Starting in July, trees will be considered earlier in the city’s building permit application process. Councilwoman Natalyn Archibong, who introduced the resolution, said that in the past, the tree review was towards the end of the process.

“What we’ve done is we flipped it so the possibilities around protecting the trees happens earlier rather than later,” she said. “We’ve got to do everything we can to protect our tree canopy, and the best way to do that is not treat it as almost an afterthought, but as a priority.”

The change is a positive step that will help save trees, said Greg Levine, co-director of Trees Atlanta. He’s pushed for revisions to the tree protection ordinance.

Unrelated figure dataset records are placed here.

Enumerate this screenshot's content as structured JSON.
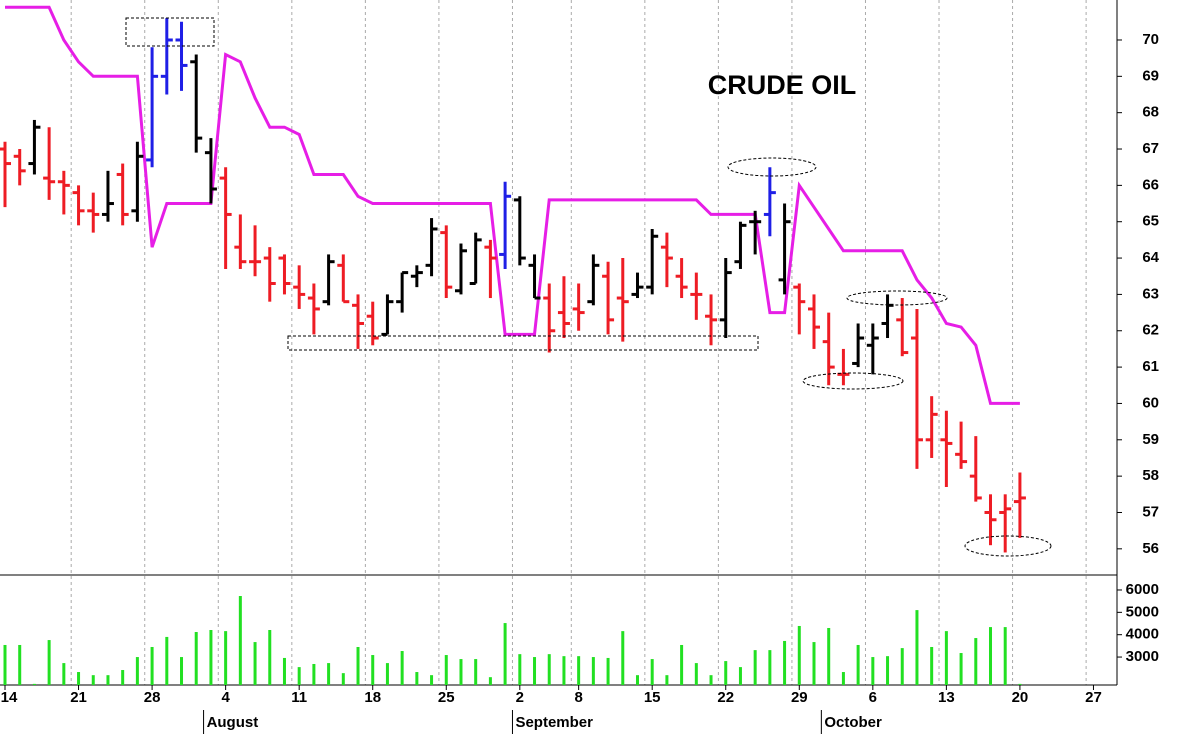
{
  "chart_data": {
    "type": "ohlc",
    "title": "CRUDE OIL",
    "xlim": [
      -0.34,
      75.6
    ],
    "xticks": [
      {
        "value": 0,
        "label": "14"
      },
      {
        "value": 5,
        "label": "21"
      },
      {
        "value": 10,
        "label": "28"
      },
      {
        "value": 15,
        "label": "4"
      },
      {
        "value": 20,
        "label": "11"
      },
      {
        "value": 25,
        "label": "18"
      },
      {
        "value": 30,
        "label": "25"
      },
      {
        "value": 35,
        "label": "2"
      },
      {
        "value": 39,
        "label": "8"
      },
      {
        "value": 44,
        "label": "15"
      },
      {
        "value": 49,
        "label": "22"
      },
      {
        "value": 54,
        "label": "29"
      },
      {
        "value": 59,
        "label": "6"
      },
      {
        "value": 64,
        "label": "13"
      },
      {
        "value": 69,
        "label": "20"
      },
      {
        "value": 74,
        "label": "27"
      }
    ],
    "months": [
      {
        "value": 14,
        "label": "August"
      },
      {
        "value": 35,
        "label": "September"
      },
      {
        "value": 56,
        "label": "October"
      }
    ],
    "ylim": [
      55.28,
      71.1
    ],
    "yticks": [
      56,
      57,
      58,
      59,
      60,
      61,
      62,
      63,
      64,
      65,
      66,
      67,
      68,
      69,
      70
    ],
    "open": [
      67.0,
      66.8,
      66.6,
      66.2,
      66.1,
      65.8,
      65.3,
      65.2,
      66.3,
      65.3,
      66.7,
      69.0,
      70.0,
      69.4,
      66.9,
      66.2,
      64.3,
      63.9,
      64.0,
      64.0,
      63.2,
      62.9,
      62.8,
      63.8,
      62.7,
      62.4,
      61.9,
      62.8,
      63.5,
      63.8,
      64.7,
      63.1,
      63.3,
      64.3,
      64.1,
      65.6,
      63.8,
      62.9,
      62.5,
      62.6,
      62.8,
      63.5,
      62.9,
      63.0,
      63.2,
      64.3,
      63.5,
      63.0,
      62.4,
      62.3,
      63.9,
      65.0,
      65.2,
      63.4,
      63.2,
      62.6,
      61.7,
      60.8,
      61.1,
      61.6,
      62.2,
      62.3,
      61.8,
      59.0,
      59.0,
      58.6,
      58.0,
      57.0,
      57.0,
      57.3
    ],
    "high": [
      67.2,
      67.0,
      67.8,
      67.6,
      66.4,
      66.0,
      65.8,
      66.4,
      66.6,
      67.2,
      69.8,
      70.6,
      70.5,
      69.6,
      67.3,
      66.5,
      65.2,
      64.9,
      64.3,
      64.1,
      63.8,
      63.3,
      64.1,
      64.1,
      63.0,
      62.8,
      63.0,
      63.6,
      63.8,
      65.1,
      64.9,
      64.4,
      64.7,
      64.5,
      66.1,
      65.7,
      64.1,
      63.3,
      63.5,
      63.3,
      64.1,
      63.9,
      64.0,
      63.6,
      64.8,
      64.7,
      64.0,
      63.6,
      63.0,
      64.0,
      65.0,
      65.3,
      66.5,
      65.5,
      63.3,
      63.0,
      62.5,
      61.5,
      62.2,
      62.2,
      63.0,
      62.9,
      62.6,
      60.2,
      59.8,
      59.5,
      59.1,
      57.5,
      57.5,
      58.1
    ],
    "low": [
      65.4,
      66.0,
      66.3,
      65.6,
      65.2,
      64.9,
      64.7,
      65.0,
      64.9,
      65.0,
      66.5,
      68.5,
      68.6,
      66.9,
      65.5,
      63.7,
      63.7,
      63.5,
      62.8,
      63.0,
      62.6,
      61.9,
      62.7,
      62.8,
      61.5,
      61.6,
      61.9,
      62.5,
      63.2,
      63.5,
      62.9,
      63.0,
      63.3,
      62.9,
      63.7,
      63.8,
      62.9,
      61.4,
      61.8,
      62.0,
      62.7,
      61.9,
      61.7,
      62.9,
      63.0,
      63.2,
      62.9,
      62.3,
      61.6,
      61.8,
      63.7,
      64.1,
      64.6,
      63.0,
      61.9,
      61.5,
      60.5,
      60.5,
      61.0,
      60.8,
      61.8,
      61.3,
      58.2,
      58.5,
      57.7,
      58.2,
      57.3,
      56.1,
      55.9,
      56.3
    ],
    "close": [
      66.6,
      66.4,
      67.6,
      66.1,
      66.0,
      65.3,
      65.2,
      65.5,
      65.2,
      66.8,
      69.0,
      70.0,
      69.3,
      67.3,
      65.9,
      65.2,
      63.9,
      63.9,
      63.3,
      63.3,
      63.0,
      62.6,
      63.9,
      62.8,
      62.2,
      61.8,
      62.8,
      63.6,
      63.6,
      64.8,
      63.2,
      64.2,
      64.5,
      64.0,
      65.7,
      64.0,
      62.9,
      62.0,
      62.2,
      62.5,
      63.8,
      62.3,
      62.8,
      63.2,
      64.6,
      64.0,
      63.2,
      63.0,
      62.3,
      63.6,
      64.9,
      65.0,
      65.8,
      65.0,
      62.8,
      62.1,
      61.0,
      60.8,
      61.8,
      61.8,
      62.7,
      61.4,
      59.0,
      59.7,
      58.9,
      58.4,
      57.4,
      56.8,
      57.1,
      57.4
    ],
    "bar_colors": [
      "#ee1c24",
      "#ee1c24",
      "#000000",
      "#ee1c24",
      "#ee1c24",
      "#ee1c24",
      "#ee1c24",
      "#000000",
      "#ee1c24",
      "#000000",
      "#1f1fe6",
      "#1f1fe6",
      "#1f1fe6",
      "#000000",
      "#000000",
      "#ee1c24",
      "#ee1c24",
      "#ee1c24",
      "#ee1c24",
      "#ee1c24",
      "#ee1c24",
      "#ee1c24",
      "#000000",
      "#ee1c24",
      "#ee1c24",
      "#ee1c24",
      "#000000",
      "#000000",
      "#000000",
      "#000000",
      "#ee1c24",
      "#000000",
      "#000000",
      "#ee1c24",
      "#1f1fe6",
      "#000000",
      "#000000",
      "#ee1c24",
      "#ee1c24",
      "#ee1c24",
      "#000000",
      "#ee1c24",
      "#ee1c24",
      "#000000",
      "#000000",
      "#ee1c24",
      "#ee1c24",
      "#ee1c24",
      "#ee1c24",
      "#000000",
      "#000000",
      "#000000",
      "#1f1fe6",
      "#000000",
      "#ee1c24",
      "#ee1c24",
      "#ee1c24",
      "#ee1c24",
      "#000000",
      "#000000",
      "#000000",
      "#ee1c24",
      "#ee1c24",
      "#ee1c24",
      "#ee1c24",
      "#ee1c24",
      "#ee1c24",
      "#ee1c24",
      "#ee1c24",
      "#ee1c24"
    ],
    "stop_line": {
      "color": "#e61ee6",
      "values": [
        70.9,
        70.9,
        70.9,
        70.9,
        70.0,
        69.4,
        69.0,
        69.0,
        69.0,
        69.0,
        64.3,
        65.5,
        65.5,
        65.5,
        65.5,
        69.6,
        69.4,
        68.4,
        67.6,
        67.6,
        67.4,
        66.3,
        66.3,
        66.3,
        65.7,
        65.5,
        65.5,
        65.5,
        65.5,
        65.5,
        65.5,
        65.5,
        65.5,
        65.5,
        61.9,
        61.9,
        61.9,
        65.6,
        65.6,
        65.6,
        65.6,
        65.6,
        65.6,
        65.6,
        65.6,
        65.6,
        65.6,
        65.6,
        65.2,
        65.2,
        65.2,
        65.2,
        62.5,
        62.5,
        66.0,
        65.4,
        64.8,
        64.2,
        64.2,
        64.2,
        64.2,
        64.2,
        63.4,
        62.9,
        62.2,
        62.1,
        61.6,
        60.0,
        60.0,
        60.0
      ]
    },
    "volume": {
      "color": "#22e022",
      "ylim": [
        1750,
        6670
      ],
      "yticks": [
        3000,
        4000,
        5000,
        6000
      ],
      "values": [
        3540,
        3540,
        1800,
        3760,
        2730,
        2330,
        2190,
        2190,
        2420,
        3000,
        3450,
        3900,
        3000,
        4120,
        4210,
        4160,
        5730,
        3670,
        4210,
        2960,
        2550,
        2690,
        2730,
        2280,
        3450,
        3090,
        2730,
        3270,
        2330,
        2190,
        3090,
        2910,
        2910,
        2100,
        4520,
        3130,
        3000,
        3130,
        3040,
        3040,
        3000,
        2960,
        4160,
        2190,
        2910,
        2190,
        3540,
        2730,
        2190,
        2820,
        2550,
        3310,
        3310,
        3720,
        4390,
        3670,
        4300,
        2330,
        3540,
        3000,
        3040,
        3400,
        5100,
        3450,
        4160,
        3180,
        3850,
        4340,
        4340,
        1800
      ]
    }
  }
}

“The city’s changing too quickly. We’re losing canopy too quickly,” Levine said.

The city says its goal is to have 50 percent canopy cover. As of 2014, it had 47 percent.

Van Hardimon, owner of Van Hardimon homes, a single-family home developer in Northwest Atlanta, said from his perspective, the current tree protection ordinance works.

“We’ve become accustomed to working with the existing ordinance,” said Van Hardimon, who’s the president of the Greater Atlanta Home Builder Association’s Inner Atlanta Chapter, and has been involved in the tree protection ordinance rewrite.

But he’s fine with the resolution passed on Monday, and says it won’t have an effect on his business.

“If anything, it actually may help us as builders and developers to understand how to get on the same page with the arborist earlier in the process,” he said.

A previously scheduled work session on the tree ordinance got pushed back from this week until August.

Archibong said she hopes a new ordinance will be in place by the end of the year.